Too many jobs still being lost, too many families worried, Obama says in AP interview

By Jennifer Loven, AP
Thursday, July 2, 2009

Obama interview: Too many jobs lost

WASHINGTON — With joblessness rising, President Barack Obama said Thursday he was “deeply concerned” about unemployment and conceded that too many families are worried about “whether they will be next” to suffer economically.

In a White House interview with The Associated Press, Obama said that since he took office, “we have successfully stabilized the financial markets,” and “started to see some stabilization on housing.”

“But what we are still seeing is too many jobs lost,” said Obama, commenting after new government figures showed the unemployment rate had risen to 9.5 percent last month.

On an important international subject, Obama is scheduled to travel to Russia next week, and he said the agenda includes talks on a new treaty to curtail long-range nuclear missiles.
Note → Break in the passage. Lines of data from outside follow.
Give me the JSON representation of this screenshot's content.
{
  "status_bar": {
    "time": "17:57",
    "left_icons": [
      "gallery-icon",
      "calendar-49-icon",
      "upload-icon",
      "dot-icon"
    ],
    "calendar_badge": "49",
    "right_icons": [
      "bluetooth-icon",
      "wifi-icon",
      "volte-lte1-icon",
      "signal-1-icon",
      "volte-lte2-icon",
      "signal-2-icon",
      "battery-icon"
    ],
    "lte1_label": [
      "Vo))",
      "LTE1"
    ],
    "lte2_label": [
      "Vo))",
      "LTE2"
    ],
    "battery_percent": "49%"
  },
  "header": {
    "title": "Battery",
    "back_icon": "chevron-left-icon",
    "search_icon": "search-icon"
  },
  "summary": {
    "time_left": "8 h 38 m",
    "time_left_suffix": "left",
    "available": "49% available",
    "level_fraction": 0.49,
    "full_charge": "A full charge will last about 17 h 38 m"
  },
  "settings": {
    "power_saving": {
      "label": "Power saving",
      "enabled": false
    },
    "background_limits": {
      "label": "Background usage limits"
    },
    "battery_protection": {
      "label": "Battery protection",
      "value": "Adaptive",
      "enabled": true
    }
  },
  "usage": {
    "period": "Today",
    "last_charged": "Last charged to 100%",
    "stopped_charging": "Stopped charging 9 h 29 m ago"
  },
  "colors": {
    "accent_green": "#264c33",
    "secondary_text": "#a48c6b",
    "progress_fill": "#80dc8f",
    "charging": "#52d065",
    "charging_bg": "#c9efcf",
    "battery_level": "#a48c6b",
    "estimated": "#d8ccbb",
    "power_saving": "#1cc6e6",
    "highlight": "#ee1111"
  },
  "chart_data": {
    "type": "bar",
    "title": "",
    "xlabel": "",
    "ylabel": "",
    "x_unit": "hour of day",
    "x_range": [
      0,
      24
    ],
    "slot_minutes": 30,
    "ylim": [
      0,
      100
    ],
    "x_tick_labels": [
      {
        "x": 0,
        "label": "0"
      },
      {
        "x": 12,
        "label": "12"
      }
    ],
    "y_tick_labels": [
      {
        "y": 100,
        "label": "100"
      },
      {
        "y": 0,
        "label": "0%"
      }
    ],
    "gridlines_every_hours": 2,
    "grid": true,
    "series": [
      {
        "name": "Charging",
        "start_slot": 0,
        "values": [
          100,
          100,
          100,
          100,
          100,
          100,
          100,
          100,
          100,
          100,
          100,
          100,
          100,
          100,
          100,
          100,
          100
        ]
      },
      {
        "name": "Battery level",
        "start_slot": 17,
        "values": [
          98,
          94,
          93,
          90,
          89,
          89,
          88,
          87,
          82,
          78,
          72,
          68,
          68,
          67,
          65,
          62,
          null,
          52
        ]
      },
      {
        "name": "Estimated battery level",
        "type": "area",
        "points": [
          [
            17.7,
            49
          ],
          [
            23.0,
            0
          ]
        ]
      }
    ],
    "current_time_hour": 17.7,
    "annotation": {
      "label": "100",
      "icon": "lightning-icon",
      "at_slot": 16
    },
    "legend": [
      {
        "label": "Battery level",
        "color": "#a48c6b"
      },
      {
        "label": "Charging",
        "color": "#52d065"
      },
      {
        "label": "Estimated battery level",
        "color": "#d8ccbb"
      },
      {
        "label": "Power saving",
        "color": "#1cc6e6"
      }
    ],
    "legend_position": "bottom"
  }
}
Asked why he intends to meet with Prime Minister Vladimir Putin, the former president, Obama said he “still has a lot of sway.” Putin now is nominally the second-in-command in the Kremlin.

Obama also is to meet with the Russian president, Dmitry Medvedev.

It is important that both Medvedev and Putin hear the same message from the U.S., said Obama, who added that he believes Putin “has one foot in the old ways of doing business and one foot in the new.”

Obama praised Russia for its cooperation in attempting to persuade North Korea and Iran to abandon their nuclear development programs. The United Nations recently approved “the most robust sanction regime that we’ve ever seen with respect to North Korea,” he said.

Asked if he was resigned to Iran’s possession of nuclear weapons, he said, “I’m not reconciled with that, and I don’t think the international community is reconciled with that.”